Porteur du projet : Sophie VALLET
Centre Hospitalier Régional Universitaire - Département de Bactériologie - Virologie - Parasitologie/Mycologie - Hygiène Hospitalière; Unité de Virologie

Contexte :
Notre projet se rapporte a la part importante et trop souvent délaissée que présentent les virus dans la mucoviscidose. Les virus présents dans l’arbre respiratoire des patients participent, comme le font les bactéries, à aggraver la maladie, les patients infectés risquent d’être hospitalisés plus souvent, leur qualité de vie en est fragilisée. Si ces virus sont mauvais pour le patient, la première chose à faire est de les rechercher dès que le patient présente des signes d’infections respiratoire aiguë (fièvre, gros rhume, difficultés à respirer). Le point capital pour bien rechercher ces virus c’est d’avoir un bon prélèvement. Or, aucune recommandation n’existe quant à quel prélèvement faire chez ce patient. Chez les patients qui n’ont pas la mucoviscidose, c’est un prélèvement nasopharyngé qui est fait (un écouvillon, comme un long et fin coton tige qui est inséré profondément dans la narine en réalisant 2 à 3 mouvements rotatifs), il entraine un inconfort, est désagréable.

Objectifs :
L’objectif de notre projet est de vérifier si les virus peuvent être aussi bien détectés dans les crachats que dans les prélèvements de nez qui sont souvent mal acceptés par les patients. Le prélèvement de crachat n’est pas douloureux, mieux toléré et de toutes façons fait à chaque consultation pour la surveillance des infections bactériennes. Il pourrait donc être le prélèvement idéal pour rechercher les virus.

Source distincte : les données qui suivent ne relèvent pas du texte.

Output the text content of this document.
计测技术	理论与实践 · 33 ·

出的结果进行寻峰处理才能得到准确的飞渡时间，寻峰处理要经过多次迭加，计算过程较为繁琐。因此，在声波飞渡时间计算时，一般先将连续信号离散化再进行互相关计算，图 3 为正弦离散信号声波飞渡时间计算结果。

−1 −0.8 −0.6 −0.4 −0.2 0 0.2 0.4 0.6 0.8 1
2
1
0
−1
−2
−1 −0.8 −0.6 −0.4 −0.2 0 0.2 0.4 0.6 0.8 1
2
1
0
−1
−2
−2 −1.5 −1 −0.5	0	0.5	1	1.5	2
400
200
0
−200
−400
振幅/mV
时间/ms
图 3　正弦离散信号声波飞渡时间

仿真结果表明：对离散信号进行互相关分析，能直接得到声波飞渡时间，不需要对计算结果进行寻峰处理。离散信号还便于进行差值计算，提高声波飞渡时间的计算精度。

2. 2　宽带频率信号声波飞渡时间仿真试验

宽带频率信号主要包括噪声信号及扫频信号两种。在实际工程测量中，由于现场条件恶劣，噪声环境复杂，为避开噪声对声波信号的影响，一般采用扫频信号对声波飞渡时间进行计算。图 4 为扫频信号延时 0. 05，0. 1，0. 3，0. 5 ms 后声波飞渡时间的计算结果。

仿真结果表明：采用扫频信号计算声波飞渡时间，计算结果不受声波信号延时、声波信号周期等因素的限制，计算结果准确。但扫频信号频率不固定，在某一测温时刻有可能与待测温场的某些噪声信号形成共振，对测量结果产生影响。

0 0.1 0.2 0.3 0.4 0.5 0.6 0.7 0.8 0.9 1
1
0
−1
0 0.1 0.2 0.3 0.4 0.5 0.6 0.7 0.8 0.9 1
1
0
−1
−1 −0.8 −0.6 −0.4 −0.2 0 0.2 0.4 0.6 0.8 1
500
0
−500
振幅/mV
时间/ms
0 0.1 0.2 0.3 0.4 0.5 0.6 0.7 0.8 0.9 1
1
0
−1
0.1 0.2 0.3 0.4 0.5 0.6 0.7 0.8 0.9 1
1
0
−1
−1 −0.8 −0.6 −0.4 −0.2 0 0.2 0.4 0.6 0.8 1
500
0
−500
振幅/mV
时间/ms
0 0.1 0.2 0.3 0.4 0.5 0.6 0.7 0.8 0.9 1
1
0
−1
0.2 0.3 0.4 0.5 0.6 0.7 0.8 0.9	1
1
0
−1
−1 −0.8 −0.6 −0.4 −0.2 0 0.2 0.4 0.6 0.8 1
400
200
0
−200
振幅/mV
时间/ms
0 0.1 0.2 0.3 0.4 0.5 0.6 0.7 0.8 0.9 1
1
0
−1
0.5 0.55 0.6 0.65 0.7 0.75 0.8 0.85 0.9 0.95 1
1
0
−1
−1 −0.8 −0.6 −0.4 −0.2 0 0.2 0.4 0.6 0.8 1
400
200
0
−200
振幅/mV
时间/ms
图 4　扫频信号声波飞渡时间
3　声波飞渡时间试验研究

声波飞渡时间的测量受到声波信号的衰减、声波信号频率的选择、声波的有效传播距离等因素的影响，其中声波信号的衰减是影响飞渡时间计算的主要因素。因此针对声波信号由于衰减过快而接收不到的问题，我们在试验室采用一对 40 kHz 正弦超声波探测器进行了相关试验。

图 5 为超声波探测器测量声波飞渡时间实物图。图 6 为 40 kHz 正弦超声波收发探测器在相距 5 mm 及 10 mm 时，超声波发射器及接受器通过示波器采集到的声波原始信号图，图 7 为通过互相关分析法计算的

Pour le montrer, les médecins de 7 centres  de la mucoviscidose (Roscoff, Angers, Caen, Nantes, 2 à Paris, Tours) vont sélectionner des patients (135 au total) qui ont une infection respiratoire aiguë et, avec leur consentement, leur faire 2 prélèvements : un nasopharyngé et un crachat sur lesquels tous les virus  connus (une vingtaine) seront recherchés au laboratoire. Les virus détectés dans chacun des 2 prélèvements seront comparés. Si les mêmes virus sont détectés, le crachat,  mieux toléré, pourra être recommandé et choisi de préférence pour ces recherches de virus.

Perspectives :
Dès que les crachats seront considérés comme le meilleur prélèvement pour détecter les virus, l’information sera donnée aux médecins qui auront plus facilement tendance à prescrire ces recherches. Le suivi des patients en sera meilleur, la vigilance face aux virus qui, souvent préparent la place pour l’installation des bactéries, qui sont partout et très contagieux pourra être renforcée en insistant sur l’hygiène des mains, la désinfection des nébuliseurs, la vaccination contre la grippe. Le suivi des virus respiratoires des patients, tout comme il est fait pour les bactéries, permettra d’alimenter le registre national d’informations concernant les patients. La prise en charge de la maladie et de ses traitements sera améliorée car il ne faut pas oublier que les virus peuvent être responsables de 50% des aggravations pulmonaires. Lorsqu’une infection virale sera détectée, il pourra être envisagé de modifier le traitement antibiotique à la baisse, là encore pour un mieux être du patient.